Swami Rama Tirtha (1873-1906)

Nous utilisons notre langue pour parler, manger, déglutir et parfois embrasser. Cet organe de la parole et du goût est une structure complexe qui réunit 17 muscles.


À cause du tabou qui frappe cet organe, nous le sous-utilisons et le sous-estimons. En Occident, la langue doit rester cachée dans la cavité buccale, on ne la montre qu’à son médecin, la tirer en public est condamné par la bienséance comme signe d’impertinence, voir de rébellion.

Nous avons tous en tête la photo d’Einstein tirant la langue le jour de son soixante-douzième anniversaire. Les Rolling Stones, qui sont encore plus vieux, utilisent une langue tirée comme logo. Le message est clair : si vous souhaitez vivre vieux avec la vitalité intellectuelle d’un Einstein et l’endurance des Rolling Stones, il vous faut tirer très régulièrement votre langue. Le yoga enseigne, effectivement, que plus vous tirez votre langue plus vous allongez votre vie. Certains yogis indiens parviennent ainsi, en tirant la langue vers le haut, à toucher le point entre les sourcils.

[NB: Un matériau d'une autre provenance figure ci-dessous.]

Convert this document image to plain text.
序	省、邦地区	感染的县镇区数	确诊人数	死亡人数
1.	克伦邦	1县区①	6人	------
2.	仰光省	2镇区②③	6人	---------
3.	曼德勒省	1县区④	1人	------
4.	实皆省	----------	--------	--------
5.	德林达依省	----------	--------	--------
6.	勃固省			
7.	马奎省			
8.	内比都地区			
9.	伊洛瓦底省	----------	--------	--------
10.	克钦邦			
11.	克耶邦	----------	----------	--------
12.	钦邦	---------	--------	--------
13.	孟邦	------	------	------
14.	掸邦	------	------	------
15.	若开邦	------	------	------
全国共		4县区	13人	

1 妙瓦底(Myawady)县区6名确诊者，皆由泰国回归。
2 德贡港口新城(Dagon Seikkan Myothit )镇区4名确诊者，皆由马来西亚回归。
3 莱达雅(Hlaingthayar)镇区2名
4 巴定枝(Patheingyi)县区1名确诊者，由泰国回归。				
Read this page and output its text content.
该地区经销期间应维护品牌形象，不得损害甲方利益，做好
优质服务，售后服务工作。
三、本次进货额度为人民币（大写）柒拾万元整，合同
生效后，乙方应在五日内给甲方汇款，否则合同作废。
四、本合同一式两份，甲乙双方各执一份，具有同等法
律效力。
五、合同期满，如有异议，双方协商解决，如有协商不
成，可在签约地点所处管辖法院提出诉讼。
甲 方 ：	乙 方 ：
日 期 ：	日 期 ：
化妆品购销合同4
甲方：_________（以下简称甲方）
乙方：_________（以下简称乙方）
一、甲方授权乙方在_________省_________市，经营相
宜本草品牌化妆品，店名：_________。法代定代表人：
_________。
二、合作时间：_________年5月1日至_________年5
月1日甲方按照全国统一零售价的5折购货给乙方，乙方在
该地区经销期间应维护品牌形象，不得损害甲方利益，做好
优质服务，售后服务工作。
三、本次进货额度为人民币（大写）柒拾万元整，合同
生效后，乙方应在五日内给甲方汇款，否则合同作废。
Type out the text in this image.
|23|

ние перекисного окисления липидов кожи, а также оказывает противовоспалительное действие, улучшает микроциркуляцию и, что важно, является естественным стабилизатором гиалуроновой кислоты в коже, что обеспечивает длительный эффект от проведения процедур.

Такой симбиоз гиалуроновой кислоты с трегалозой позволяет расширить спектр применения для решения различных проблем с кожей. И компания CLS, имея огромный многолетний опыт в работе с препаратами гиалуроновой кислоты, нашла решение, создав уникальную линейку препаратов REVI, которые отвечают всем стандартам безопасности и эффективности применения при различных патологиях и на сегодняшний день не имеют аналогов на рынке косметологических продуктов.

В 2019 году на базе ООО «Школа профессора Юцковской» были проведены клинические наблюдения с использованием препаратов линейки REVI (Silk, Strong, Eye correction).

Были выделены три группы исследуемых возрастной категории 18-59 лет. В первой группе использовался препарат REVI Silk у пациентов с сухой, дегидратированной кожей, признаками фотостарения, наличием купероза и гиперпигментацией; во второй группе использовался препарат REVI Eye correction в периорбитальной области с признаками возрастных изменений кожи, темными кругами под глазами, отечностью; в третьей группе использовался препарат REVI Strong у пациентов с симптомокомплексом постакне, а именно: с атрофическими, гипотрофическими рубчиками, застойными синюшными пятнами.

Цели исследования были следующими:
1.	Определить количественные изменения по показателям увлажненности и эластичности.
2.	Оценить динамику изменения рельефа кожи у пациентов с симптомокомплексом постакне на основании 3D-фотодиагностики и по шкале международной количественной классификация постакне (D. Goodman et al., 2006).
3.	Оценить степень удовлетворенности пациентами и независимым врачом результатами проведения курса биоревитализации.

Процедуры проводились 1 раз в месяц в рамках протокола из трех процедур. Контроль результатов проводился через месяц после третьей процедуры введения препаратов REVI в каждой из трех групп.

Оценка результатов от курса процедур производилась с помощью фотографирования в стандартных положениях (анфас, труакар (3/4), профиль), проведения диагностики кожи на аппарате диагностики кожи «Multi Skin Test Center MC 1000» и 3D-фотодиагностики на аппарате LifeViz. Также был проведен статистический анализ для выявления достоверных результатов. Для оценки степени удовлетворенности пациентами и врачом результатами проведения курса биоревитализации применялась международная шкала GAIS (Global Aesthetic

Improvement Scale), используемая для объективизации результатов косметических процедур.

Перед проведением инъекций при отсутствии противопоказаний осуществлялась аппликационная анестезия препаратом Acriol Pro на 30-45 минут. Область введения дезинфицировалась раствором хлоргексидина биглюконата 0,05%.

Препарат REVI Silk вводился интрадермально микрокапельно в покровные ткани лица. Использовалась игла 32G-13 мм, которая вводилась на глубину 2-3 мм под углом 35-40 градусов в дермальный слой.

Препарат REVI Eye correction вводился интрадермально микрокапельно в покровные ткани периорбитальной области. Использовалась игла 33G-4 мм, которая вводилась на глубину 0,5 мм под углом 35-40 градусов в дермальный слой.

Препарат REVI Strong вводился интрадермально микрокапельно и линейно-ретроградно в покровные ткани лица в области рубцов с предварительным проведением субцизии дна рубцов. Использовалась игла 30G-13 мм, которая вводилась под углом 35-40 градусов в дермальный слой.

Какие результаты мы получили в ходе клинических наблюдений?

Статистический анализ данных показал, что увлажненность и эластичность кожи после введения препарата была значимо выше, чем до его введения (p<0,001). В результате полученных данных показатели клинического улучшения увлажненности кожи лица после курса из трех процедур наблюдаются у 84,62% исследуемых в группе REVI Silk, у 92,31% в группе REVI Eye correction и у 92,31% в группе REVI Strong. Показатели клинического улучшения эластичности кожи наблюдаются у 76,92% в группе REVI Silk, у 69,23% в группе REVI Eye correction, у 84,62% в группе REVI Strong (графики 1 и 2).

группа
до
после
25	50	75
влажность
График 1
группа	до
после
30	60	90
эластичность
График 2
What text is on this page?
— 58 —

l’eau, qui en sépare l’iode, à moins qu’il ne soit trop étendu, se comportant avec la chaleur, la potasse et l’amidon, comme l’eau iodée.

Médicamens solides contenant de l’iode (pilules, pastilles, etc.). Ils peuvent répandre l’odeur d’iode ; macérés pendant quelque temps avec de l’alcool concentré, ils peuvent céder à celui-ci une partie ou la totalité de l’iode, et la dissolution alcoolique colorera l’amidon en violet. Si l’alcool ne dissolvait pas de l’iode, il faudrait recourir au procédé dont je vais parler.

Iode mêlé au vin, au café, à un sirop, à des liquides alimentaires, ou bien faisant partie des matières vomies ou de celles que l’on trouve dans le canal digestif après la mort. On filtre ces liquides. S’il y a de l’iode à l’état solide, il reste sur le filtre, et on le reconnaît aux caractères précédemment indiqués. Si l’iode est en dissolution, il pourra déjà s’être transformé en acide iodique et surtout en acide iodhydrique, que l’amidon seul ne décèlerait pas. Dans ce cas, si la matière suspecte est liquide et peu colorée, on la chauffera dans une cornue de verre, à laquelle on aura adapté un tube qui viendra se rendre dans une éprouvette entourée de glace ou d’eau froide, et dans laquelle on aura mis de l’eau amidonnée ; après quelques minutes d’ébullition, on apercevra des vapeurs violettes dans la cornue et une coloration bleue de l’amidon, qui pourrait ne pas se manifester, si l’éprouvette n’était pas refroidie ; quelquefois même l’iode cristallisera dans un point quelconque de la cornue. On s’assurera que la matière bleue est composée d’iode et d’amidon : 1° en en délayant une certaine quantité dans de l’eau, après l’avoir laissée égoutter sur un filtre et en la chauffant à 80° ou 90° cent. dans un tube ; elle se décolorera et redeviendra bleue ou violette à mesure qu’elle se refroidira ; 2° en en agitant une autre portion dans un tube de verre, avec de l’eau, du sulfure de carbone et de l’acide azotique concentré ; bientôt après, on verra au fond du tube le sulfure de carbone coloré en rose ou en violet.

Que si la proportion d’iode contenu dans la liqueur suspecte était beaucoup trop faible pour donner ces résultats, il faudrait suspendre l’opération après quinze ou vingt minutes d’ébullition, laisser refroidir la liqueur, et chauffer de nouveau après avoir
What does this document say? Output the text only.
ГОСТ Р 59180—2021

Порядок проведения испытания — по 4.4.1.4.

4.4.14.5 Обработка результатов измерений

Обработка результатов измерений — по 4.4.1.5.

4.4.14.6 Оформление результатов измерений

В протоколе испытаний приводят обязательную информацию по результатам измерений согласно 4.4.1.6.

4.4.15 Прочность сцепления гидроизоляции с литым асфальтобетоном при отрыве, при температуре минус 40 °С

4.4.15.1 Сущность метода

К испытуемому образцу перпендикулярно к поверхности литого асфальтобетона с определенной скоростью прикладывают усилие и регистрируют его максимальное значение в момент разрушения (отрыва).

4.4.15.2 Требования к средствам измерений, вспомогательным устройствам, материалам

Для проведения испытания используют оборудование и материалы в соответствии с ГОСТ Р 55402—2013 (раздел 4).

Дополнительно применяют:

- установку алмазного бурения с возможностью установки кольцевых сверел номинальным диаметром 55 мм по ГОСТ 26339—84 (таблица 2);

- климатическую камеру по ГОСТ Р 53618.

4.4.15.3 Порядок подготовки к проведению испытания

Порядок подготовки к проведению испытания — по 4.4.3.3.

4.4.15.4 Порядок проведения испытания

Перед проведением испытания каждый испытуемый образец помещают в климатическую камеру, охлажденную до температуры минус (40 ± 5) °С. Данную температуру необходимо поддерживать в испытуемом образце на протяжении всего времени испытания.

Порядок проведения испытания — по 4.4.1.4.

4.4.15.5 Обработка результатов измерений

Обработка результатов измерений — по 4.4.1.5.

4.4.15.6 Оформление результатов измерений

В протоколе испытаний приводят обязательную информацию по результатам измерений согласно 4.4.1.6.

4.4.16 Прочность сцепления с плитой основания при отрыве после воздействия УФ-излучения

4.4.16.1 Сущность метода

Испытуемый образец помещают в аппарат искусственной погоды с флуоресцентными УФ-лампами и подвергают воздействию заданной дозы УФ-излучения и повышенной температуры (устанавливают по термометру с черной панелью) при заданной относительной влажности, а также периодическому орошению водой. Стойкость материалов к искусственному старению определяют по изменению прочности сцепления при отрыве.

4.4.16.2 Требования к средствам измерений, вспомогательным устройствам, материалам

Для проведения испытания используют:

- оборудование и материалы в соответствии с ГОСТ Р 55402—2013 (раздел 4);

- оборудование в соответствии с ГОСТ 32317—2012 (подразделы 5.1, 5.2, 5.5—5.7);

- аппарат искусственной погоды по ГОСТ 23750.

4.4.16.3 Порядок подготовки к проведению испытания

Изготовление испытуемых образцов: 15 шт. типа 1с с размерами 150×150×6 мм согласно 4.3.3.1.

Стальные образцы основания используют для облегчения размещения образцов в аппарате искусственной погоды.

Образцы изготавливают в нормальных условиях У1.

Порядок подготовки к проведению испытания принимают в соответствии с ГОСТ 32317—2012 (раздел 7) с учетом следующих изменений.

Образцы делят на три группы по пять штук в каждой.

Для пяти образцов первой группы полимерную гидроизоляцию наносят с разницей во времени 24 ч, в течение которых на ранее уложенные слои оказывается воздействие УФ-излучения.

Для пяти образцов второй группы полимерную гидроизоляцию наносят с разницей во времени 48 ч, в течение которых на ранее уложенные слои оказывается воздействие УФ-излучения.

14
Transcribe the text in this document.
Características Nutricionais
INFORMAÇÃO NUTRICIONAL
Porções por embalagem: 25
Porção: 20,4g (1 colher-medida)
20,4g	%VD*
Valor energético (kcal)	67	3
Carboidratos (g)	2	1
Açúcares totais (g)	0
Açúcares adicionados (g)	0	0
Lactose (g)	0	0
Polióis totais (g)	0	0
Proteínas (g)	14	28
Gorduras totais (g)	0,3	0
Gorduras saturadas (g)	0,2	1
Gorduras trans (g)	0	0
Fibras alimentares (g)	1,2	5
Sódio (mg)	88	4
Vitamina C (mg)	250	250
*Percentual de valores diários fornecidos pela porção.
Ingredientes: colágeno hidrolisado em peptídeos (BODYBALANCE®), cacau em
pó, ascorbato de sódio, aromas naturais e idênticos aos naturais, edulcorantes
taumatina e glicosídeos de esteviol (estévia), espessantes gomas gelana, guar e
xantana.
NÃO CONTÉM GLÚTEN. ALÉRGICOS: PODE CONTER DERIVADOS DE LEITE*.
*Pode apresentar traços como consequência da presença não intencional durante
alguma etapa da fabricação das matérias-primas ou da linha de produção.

L’immortalité n’est pas loin, elle s’obtient, selon la tradition, grâce à la langue qui, but ultime du yoga, absorbera les premières gouttes de l’ambroisie qui vous rendra éternel.

Vers un yoga gastronomique

Avant de se nourrir d’ambroisie, la langue nous nourrit, à travers les aliments, de saveurs dont la combinaison peut être, dans la cuisine indienne, subtile et complexe. La gastronomie indienne est intimement liée au yoga et à l’ayurvéda. En Inde tout est yoga. Les épices, qu’il ne faut pas confondre avec les piments, aboutissent en yoga à une œnologie des saveurs et sont utilisées en ayurvéda comme traitement préventif pour équilibrer les doses.


Le yoga dénombre six saveurs ou rasa que la langue peut distinguer. Le mot rasa peut aussi se traduire par "essence", "sève" et "appréciation". Les six saveurs gustatives de base sont le sucré madhura, l’acide amla, le salé lavana, le piquant tikta, l’amer katu, l’astringent kashaya. Les combinaisons de ces six saveurs sont au nombre de 720 (factoriel de 6 = 6x5x4x3x2= 720). En yoga où l’on dénombre 72 000 nadis, 72 est un chiffre récurant. Le yoga de la langue va alors consister à distinguer ces 6 saveurs ainsi que leurs 720 combinaisons, afin de déterminer la combinaison qui vous correspond. Cette combinaison va apporter une harmonie dans votre tempérament ayurvédique.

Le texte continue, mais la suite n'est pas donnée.